Bila dirinci lebih lanjut, anak muda yang paling banyak masuk dalam kategori NEET justru ada di daerah perkotaan, yakni sebanyak 5,2 juta orang dan 4,6 juta di pedesaan. Fenomena maraknya pengangguran di kalangan Gen – Z menjadi ancaman serius bonus demografi menuju Indonesia Emas 2045.

Banyaknya pengangguran di kalangan Gen – Z merupakan bukti busuknya sistem Kapitalisme liberal. Sistem Kapitalisme membebaskan individu (pemilik modal) memiliki kekayaan alam, termasuk mengelola SDA secara mandiri oleh para pengusaha. Dalam sistem Kapitalisme, tugas negara hanya memberi izin pada individu (khususnya pengusaha) dan mengawasi mereka dalam mengelola SDA. Negara tidak berperan mengelola SDA, pengelolaan dan keuntungannya pun akan dimiliki oleh individu bermodal.

Negara seolah lepas tanggung jawab atas pengelolaan SDA, padahal SDA merupakan milik umum yang seharusnya tidak boleh dikelola apalagi diambil keuntungannya oleh individu saja. Apalagi para pekerja di perusahaan tersebut diambil dari orang-orang asing itu sendiri, dan tidak memberi peluang pada warga lokal untuk bekerja.

Liberalisasi ekonomi pada kenyataannya hanya menimbulkan kerugian dan ketergantungan negara pada pengusaha. Karena ketika negara bisa diiming-imingi oleh keuntungan, maka mudah bagi mereka (para kapitalis) untuk menguasai para penegak hukum, akhirnya para penguasa hanya bisa patuh pada perintah mereka yang dibalik itu tentu ada keuntungan tersendiri bagi para penguasa.

Padahal jika saja SDA dikelola oleh negara, maka tidak akan ada pengangguran.

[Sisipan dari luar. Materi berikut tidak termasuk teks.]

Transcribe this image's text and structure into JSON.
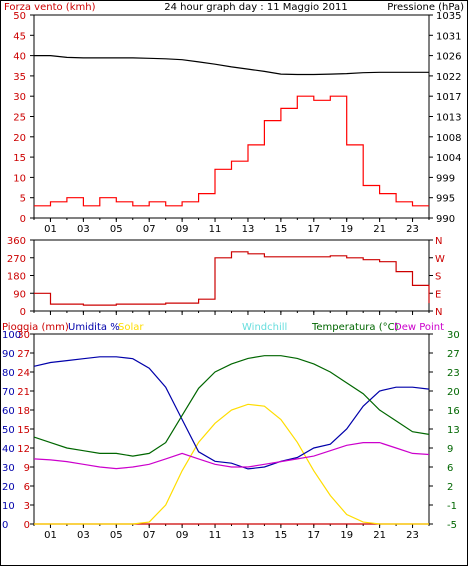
{
  "header": {
    "left_title": "Forza vento (kmh)",
    "center_title": "24 hour graph day : 11 Maggio 2011",
    "right_title": "Pressione (hPa)"
  },
  "colors": {
    "gust": "#ff0000",
    "wind": "#0000cc",
    "pressure": "#000000",
    "direction": "#cc0000",
    "rain": "#cc0000",
    "humidity": "#0000aa",
    "solar": "#ffdd00",
    "windchill": "#66dddd",
    "temperature": "#006600",
    "dewpoint": "#cc00cc",
    "axis_left": "#cc0000",
    "axis_right_top": "#000000",
    "axis_right_bottom": "#006600"
  },
  "x_ticks": [
    "01",
    "03",
    "05",
    "07",
    "09",
    "11",
    "13",
    "15",
    "17",
    "19",
    "21",
    "23"
  ],
  "panel1": {
    "left_ticks": [
      "50",
      "45",
      "40",
      "35",
      "30",
      "25",
      "20",
      "15",
      "10",
      "5",
      "0"
    ],
    "right_ticks": [
      "1035",
      "1031",
      "1026",
      "1022",
      "1017",
      "1013",
      "1008",
      "1004",
      "999",
      "995",
      "990"
    ]
  },
  "panel2": {
    "left_ticks": [
      "360",
      "270",
      "180",
      "90",
      "0"
    ],
    "right_ticks": [
      "N",
      "W",
      "S",
      "E",
      "N"
    ]
  },
  "panel3": {
    "legend": {
      "rain": "Pioggia (mm)",
      "humidity": "Umidita %",
      "solar": "Solar",
      "windchill": "Windchill",
      "temperature": "Temperatura (°C)",
      "dewpoint": "Dew Point"
    },
    "left_ticks_rain": [
      "30",
      "27",
      "24",
      "21",
      "18",
      "15",
      "12",
      "9",
      "6",
      "3",
      "0"
    ],
    "left_ticks_hum": [
      "100",
      "90",
      "80",
      "70",
      "60",
      "50",
      "40",
      "30",
      "20",
      "10",
      "0"
    ],
    "right_ticks": [
      "30",
      "27",
      "23",
      "20",
      "16",
      "13",
      "9",
      "6",
      "2",
      "-1",
      "-5"
    ]
  },
  "chart_data": [
    {
      "type": "line",
      "title": "24 hour graph day : 11 Maggio 2011",
      "x": [
        0,
        1,
        2,
        3,
        4,
        5,
        6,
        7,
        8,
        9,
        10,
        11,
        12,
        13,
        14,
        15,
        16,
        17,
        18,
        19,
        20,
        21,
        22,
        23,
        24
      ],
      "series": [
        {
          "name": "Forza vento (kmh)",
          "axis": "left",
          "values": [
            3,
            4,
            5,
            3,
            5,
            4,
            3,
            4,
            3,
            4,
            6,
            12,
            14,
            18,
            24,
            27,
            30,
            29,
            30,
            18,
            8,
            6,
            4,
            3,
            3
          ]
        },
        {
          "name": "Pressione (hPa)",
          "axis": "right",
          "values": [
            1026,
            1026,
            1025.6,
            1025.5,
            1025.5,
            1025.5,
            1025.5,
            1025.4,
            1025.3,
            1025.1,
            1024.6,
            1024.1,
            1023.5,
            1023,
            1022.5,
            1021.9,
            1021.8,
            1021.8,
            1021.9,
            1022,
            1022.2,
            1022.3,
            1022.3,
            1022.3,
            1022.3
          ]
        }
      ],
      "ylim_left": [
        0,
        50
      ],
      "ylim_right": [
        990,
        1035
      ]
    },
    {
      "type": "line",
      "x": [
        0,
        1,
        2,
        3,
        4,
        5,
        6,
        7,
        8,
        9,
        10,
        11,
        12,
        13,
        14,
        15,
        16,
        17,
        18,
        19,
        20,
        21,
        22,
        23,
        24
      ],
      "series": [
        {
          "name": "direction",
          "values": [
            90,
            35,
            35,
            30,
            30,
            35,
            35,
            35,
            40,
            40,
            60,
            270,
            300,
            290,
            275,
            275,
            275,
            275,
            280,
            270,
            260,
            250,
            200,
            130,
            40
          ]
        }
      ],
      "ylim": [
        0,
        360
      ]
    },
    {
      "type": "line",
      "x": [
        0,
        1,
        2,
        3,
        4,
        5,
        6,
        7,
        8,
        9,
        10,
        11,
        12,
        13,
        14,
        15,
        16,
        17,
        18,
        19,
        20,
        21,
        22,
        23,
        24
      ],
      "series": [
        {
          "name": "Pioggia (mm)",
          "axis": "rain",
          "values": [
            0,
            0,
            0,
            0,
            0,
            0,
            0,
            0,
            0,
            0,
            0,
            0,
            0,
            0,
            0,
            0,
            0,
            0,
            0,
            0,
            0,
            0,
            0,
            0,
            0
          ]
        },
        {
          "name": "Umidita %",
          "axis": "humidity",
          "values": [
            83,
            85,
            86,
            87,
            88,
            88,
            87,
            82,
            72,
            55,
            38,
            33,
            32,
            29,
            30,
            33,
            35,
            40,
            42,
            50,
            62,
            70,
            72,
            72,
            71
          ]
        },
        {
          "name": "Solar",
          "axis": "humidity",
          "values": [
            0,
            0,
            0,
            0,
            0,
            0,
            0,
            1,
            10,
            28,
            43,
            53,
            60,
            63,
            62,
            55,
            43,
            28,
            15,
            5,
            1,
            0,
            0,
            0,
            0
          ]
        },
        {
          "name": "Temperatura (°C)",
          "axis": "temperature",
          "values": [
            11,
            10,
            9,
            8.5,
            8,
            8,
            7.5,
            8,
            10,
            15,
            20,
            23,
            24.5,
            25.5,
            26,
            26,
            25.5,
            24.5,
            23,
            21,
            19,
            16,
            14,
            12,
            11.5
          ]
        },
        {
          "name": "Dew Point",
          "axis": "temperature",
          "values": [
            7,
            6.8,
            6.5,
            6,
            5.5,
            5.2,
            5.5,
            6,
            7,
            8,
            7,
            6,
            5.5,
            5.5,
            6,
            6.5,
            7,
            7.5,
            8.5,
            9.5,
            10,
            10,
            9,
            8,
            7.8
          ]
        }
      ],
      "ylim_rain": [
        0,
        30
      ],
      "ylim_humidity": [
        0,
        100
      ],
      "ylim_temperature": [
        -5,
        30
      ]
    }
  ]
}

Masyarakat tidak akan lagi susah mencari pekerjaan, karena SDA dikelola (bersama) oleh negara yang keuntungannya tentu akan dirasakan bersama. Dengan kekayaan alam tersebut, tidak mungkin masyarakat kesusahan, karena negara menempatkan kekayaan alam sebagai milik umum yang haram dikelola individu. Kekayaan alam tersebut wajib dikelola negara untuk kesejahteraan rakyat.

Ini hanya akan terjadi jika negara menerapkan sistem Islam. Karena Islam menegaskan bahwa negara wajib bertanggung jawab atas urusan rakyat termasuk membuka lapangan pekerjaan sebesar-besarnya untuk rakyat tanpa persyaratan khusus seperti berpendidikan tinggi. Negara hanya akan menyeleksi sesuai potensi masyarakat.

Adapun dalam pendidikan, negara akan menjamin semua fasilitas pendidikan secara gratis untuk rakyatnya, sehingga tidak perlu lagi memikirkan tingginya biaya pendidikan untuk meraih pekerjaan yang tinggi.

Negara dalam Islam akan menjamin kesejahteraan rakyat dan tidak membebaskan asing mengambil alih kekayaan alam untuk meraih keuntungan. Tidak hanya dalam pekerjaan, negara akan menjamin segala fasilitas yang dibutuhkan rakyat secara gratis, seperti kesehatan, pendidikan dan lain sebagainya.

Negara juga akan memastikan rakyatnya berpendidikan Islam, dengan ditanamkan akidah sehingga mencetak generasi yang bertakwa. Juga mencetak generasi menjadi seseorang yang nemiliki potensi tinggi dan diarahkan untuk kemanfaatan umat. Selain itu, generasi yang berpendidikan Islam akan mampu menghasilkan peradaban mulia.

Salah satu contohnya seperti Ibnu Sina yang berhasil menemukan ilmu kedokteran, hingga ilmunya dipakai sampai saat ini. Terbukti generasi dalam Islam mampu menjadi generasi hebat yang bermanfaat, yang tidak hanya bagi dirinya tapi juga bagi orang lain. Maka, untuk mewujudkan kesejahteraan, perlu diterapkannya sistem Islam, di mana hukum dan aturan yang dipakai oleh manusia hanya berasal dari Al Quran dan As Sunnah.